Booth Id:
ANIM060
Category:
Animal Sciences
Year:
2022
Finalist Names:
Xu, Justine (School: St. John's School)
Abstract:
Pesticides pose an increasing issue in the survivorship of bees in their normal lives, so this project can
help solidify the fact that dangerous chemicals should not be as easily accessible to the common public
as it is right now, and different solutions should be created that will take better account of non-targeted
victims. The purpose of my project was to find the LC50 of 1-naphthyl-N-methylcarbamate, a highly toxic
insecticide, in a commercial insecticide on honeybees on Guam. Bees are currently an endangered
species so this project aims to save their population by discovering the actual lethality of the solution and
what the concentration of the solution that kills 50% of the bees after the observation time is. Different
percentages of stock concentration with the carbaryl concentration were mixed in with honey and
ingested by the bees. Using a serial dilution, the percentages of concentration of a commercial
insecticide to water tested were 100%, 75%, 50%, 25%, 12.5%, 6.25%, and 0%, which corresponded to
their respective carbaryl concentrations.
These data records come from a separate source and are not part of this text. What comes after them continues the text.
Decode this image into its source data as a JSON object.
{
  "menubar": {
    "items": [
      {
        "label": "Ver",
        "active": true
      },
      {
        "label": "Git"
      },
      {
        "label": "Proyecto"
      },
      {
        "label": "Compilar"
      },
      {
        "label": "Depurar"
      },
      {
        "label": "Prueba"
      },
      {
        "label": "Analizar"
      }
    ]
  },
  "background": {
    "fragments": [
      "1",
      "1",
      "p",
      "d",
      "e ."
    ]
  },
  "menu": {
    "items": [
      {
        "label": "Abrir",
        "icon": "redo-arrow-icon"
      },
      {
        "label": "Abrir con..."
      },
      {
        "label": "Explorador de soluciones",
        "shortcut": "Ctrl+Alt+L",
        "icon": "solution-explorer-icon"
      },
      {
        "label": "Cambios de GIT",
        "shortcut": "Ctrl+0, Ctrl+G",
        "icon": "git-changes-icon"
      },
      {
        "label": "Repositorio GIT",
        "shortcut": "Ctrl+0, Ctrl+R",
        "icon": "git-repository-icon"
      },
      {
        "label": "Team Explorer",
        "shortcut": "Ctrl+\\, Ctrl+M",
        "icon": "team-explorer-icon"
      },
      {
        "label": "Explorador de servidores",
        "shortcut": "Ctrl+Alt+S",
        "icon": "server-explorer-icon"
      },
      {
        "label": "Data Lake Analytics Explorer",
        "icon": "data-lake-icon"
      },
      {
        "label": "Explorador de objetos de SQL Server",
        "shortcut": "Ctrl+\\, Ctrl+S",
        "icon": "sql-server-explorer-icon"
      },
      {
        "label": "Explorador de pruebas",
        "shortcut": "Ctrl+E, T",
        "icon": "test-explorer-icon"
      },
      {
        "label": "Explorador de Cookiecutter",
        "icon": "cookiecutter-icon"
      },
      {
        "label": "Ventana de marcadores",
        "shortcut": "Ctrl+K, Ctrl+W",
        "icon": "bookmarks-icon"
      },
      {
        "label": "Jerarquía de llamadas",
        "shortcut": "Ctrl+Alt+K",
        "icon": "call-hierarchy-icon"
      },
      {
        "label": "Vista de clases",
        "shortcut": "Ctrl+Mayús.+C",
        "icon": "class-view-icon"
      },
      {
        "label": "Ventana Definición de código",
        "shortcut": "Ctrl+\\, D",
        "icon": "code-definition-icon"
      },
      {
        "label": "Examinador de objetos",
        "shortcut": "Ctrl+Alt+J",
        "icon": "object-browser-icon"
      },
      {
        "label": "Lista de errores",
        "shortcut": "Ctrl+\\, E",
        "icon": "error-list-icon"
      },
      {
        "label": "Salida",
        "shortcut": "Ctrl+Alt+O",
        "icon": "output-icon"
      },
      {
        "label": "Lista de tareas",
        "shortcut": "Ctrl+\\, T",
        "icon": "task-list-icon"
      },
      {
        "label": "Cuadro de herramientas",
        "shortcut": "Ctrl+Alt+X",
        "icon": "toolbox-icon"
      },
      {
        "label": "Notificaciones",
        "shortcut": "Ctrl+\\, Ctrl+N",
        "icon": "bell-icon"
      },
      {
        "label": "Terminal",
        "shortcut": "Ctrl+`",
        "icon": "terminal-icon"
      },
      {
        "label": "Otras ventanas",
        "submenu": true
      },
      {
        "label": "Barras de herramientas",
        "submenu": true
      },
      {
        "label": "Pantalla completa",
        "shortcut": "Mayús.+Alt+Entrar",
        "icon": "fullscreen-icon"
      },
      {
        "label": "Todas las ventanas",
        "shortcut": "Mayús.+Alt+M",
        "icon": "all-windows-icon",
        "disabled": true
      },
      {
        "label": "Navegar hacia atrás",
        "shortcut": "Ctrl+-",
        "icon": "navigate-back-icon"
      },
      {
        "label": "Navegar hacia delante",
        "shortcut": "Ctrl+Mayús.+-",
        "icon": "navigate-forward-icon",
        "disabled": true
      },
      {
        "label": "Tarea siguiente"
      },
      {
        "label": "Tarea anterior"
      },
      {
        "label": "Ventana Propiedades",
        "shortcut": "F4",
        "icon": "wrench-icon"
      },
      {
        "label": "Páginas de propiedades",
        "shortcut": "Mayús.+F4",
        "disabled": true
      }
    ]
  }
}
Observations were made after 24 hours and 48 hours, and all
data was collected and fitted to an exponential decay function (y = 80.5e^-6.73x for the first day). The
LC50 found was much smaller than what was anticipated, 0.0000889% of carbaryl after the first day and
0.0000436% of carbaryl after the second day of observation, signaling the toxicity of an insecticide and just how
dangerous it is to bees at the current state, given how easy it is for one without a pesticide license to
obtain and use it. Therefore, I concluded that pesticides such as the commercial insecticide used should
have more restrictions imposed on who gets to purchase and use it for the reasons of negatively
affecting non-targeted organisms such as the threatened species, Apis mellifera.